Another proof that U.S. price pressures have peaked: Short-term inflation expectations hit lowest in two years in January
News from the Financial Associated Press, Shanghai, January 14 (edited by Huang Junzhi)U.S. consumers are increasingly confident that price pressures will ease significantly over the next 12 months, with preliminary findings from the University of Michigan on Friday showing their one-year inflation expectations fell to their lowest level since spring 2021 in January.
Respondents’ inflation expectations for the year ahead have fallen to 4.0 percent from 4.4 percent in December, according to the survey. It was the fourth straight monthly drop in inflation expectations, the lowest since April 2021.
Also, five-year inflation expectations edged up to 3.0% from 2.9% in December, while consumer confidence rose to 64.6 from 59.7 at the end of last year.
Shannon Seery, an analyst at Wells Fargo, said, “The Fed will be happy to see short-term expectations return to more normal levels. These support the view that inflation is indeed slowing, but it will take some time to return to the 2% target that the Fed is seeking .”
Prior to this, data released by the US government on Thursday showed that the CPI growth rate in December was -0.1% month-on-month, which was the first negative month-on-month growth since the 2020 epidemic. That was further evidence that U.S. price pressures have peaked, giving the Fed room to slow the pace of rate hikes next month.
The Fed last year raised its policy rate by 425 basis points from near zero to a range of 4.25% to 4.50%, the highest level since late 2007. In December, the Fed projected that borrowing costs would rise by at least another 75 basis points by the end of 2023.
Financial markets have priced in a 25 basis point rate hike from the Fed at its late January meeting. According to CME’s Fed Watch tool (Fed Watch), as of press time, the probability of a 25 basis point rate hike at this meeting has soared to 94.2%, while the probability of a 50 basis point rate hike is only 5.8%.
Americans, on the other hand, are feeling increasingly optimistic regarding the economy and financial conditions as the labor market strengthens. Oil prices have fallen sharply from summer highs, grocery price increases have slowed and unemployment has retreated to a 50-year low.

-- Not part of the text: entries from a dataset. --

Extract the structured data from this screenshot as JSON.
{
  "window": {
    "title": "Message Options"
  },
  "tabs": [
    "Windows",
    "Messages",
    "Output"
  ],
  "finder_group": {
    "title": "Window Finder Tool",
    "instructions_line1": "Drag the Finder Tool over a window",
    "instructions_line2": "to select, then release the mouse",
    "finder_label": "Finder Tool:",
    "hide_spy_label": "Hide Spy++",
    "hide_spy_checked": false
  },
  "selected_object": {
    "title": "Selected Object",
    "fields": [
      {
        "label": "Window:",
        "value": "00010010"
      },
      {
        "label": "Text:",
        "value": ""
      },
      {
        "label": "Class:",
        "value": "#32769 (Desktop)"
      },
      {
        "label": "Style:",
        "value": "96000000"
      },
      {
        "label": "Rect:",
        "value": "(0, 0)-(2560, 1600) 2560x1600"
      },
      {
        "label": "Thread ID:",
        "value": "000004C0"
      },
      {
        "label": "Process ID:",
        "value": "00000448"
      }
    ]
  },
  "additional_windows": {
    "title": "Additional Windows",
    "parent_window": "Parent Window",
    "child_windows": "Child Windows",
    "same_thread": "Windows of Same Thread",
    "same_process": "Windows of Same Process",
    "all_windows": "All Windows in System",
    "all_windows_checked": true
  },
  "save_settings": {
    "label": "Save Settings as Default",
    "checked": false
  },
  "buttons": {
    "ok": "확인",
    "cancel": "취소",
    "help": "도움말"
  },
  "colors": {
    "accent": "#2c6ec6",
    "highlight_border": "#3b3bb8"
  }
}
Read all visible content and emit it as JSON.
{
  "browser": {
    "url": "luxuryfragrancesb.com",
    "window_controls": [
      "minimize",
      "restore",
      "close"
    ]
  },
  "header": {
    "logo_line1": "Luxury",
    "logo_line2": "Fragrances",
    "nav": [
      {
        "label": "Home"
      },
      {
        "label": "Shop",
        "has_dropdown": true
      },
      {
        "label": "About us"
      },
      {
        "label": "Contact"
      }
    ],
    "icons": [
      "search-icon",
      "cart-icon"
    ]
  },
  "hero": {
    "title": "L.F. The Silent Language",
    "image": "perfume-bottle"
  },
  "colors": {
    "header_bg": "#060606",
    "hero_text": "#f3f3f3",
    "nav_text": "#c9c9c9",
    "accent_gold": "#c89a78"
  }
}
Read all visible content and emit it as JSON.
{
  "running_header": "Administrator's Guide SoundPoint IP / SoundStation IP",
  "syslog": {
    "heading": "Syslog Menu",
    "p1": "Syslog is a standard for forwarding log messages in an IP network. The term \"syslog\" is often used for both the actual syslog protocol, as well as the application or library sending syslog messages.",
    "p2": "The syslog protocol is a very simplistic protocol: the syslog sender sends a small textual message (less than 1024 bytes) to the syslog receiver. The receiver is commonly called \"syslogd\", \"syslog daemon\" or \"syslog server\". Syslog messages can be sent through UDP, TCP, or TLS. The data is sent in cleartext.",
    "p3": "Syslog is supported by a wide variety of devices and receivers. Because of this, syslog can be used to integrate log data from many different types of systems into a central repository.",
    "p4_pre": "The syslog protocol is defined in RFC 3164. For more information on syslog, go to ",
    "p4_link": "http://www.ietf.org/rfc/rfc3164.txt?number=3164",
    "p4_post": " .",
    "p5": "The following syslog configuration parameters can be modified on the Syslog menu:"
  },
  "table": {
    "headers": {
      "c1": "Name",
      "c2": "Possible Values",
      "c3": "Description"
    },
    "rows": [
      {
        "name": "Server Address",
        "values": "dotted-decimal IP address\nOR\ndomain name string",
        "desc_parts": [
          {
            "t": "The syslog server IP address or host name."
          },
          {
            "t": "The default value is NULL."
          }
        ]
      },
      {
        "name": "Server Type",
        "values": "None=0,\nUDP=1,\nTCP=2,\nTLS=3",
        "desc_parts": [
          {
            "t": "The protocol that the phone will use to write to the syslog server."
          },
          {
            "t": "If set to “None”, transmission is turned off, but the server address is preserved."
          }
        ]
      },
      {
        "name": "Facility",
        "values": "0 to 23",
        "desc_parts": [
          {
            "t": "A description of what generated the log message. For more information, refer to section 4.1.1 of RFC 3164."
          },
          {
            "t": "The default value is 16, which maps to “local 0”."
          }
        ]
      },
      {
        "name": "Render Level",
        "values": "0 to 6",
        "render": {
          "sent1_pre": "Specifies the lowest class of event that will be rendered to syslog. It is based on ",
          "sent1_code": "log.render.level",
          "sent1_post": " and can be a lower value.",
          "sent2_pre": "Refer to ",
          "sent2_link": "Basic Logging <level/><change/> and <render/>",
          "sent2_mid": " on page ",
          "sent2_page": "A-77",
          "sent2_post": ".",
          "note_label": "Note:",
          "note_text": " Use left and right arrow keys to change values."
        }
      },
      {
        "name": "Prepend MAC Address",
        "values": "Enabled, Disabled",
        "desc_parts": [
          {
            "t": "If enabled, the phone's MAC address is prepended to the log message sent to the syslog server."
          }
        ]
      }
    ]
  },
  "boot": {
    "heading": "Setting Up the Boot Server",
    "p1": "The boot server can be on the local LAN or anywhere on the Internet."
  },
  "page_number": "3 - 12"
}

A measure of U.S. personal financial conditions rose to an eight-month high, while a gauge of expectations climbed to its highest level in a year, according to the survey. Most respondents said they expected incomes to rise at least as fast as prices in the coming year, the most since October 2021.
However, it should be noted that the risk of economic recession still exists and limits the rebound of consumer confidence to pre-epidemic levels. Many economists have warned that the Fed’s rate hikes will tip the economy into a downturn sometime in the next year, pushing up unemployment.
The report also showed that consumers expect the economic outlook to deteriorate in the year ahead, but expectations for the next five years rose to the highest level since April. “Two-thirds of consumers expect the economy to decline in the coming year, reflecting subdued market sentiment despite recent improvements,” Joanne Hsu, who ran the survey, said in a statement.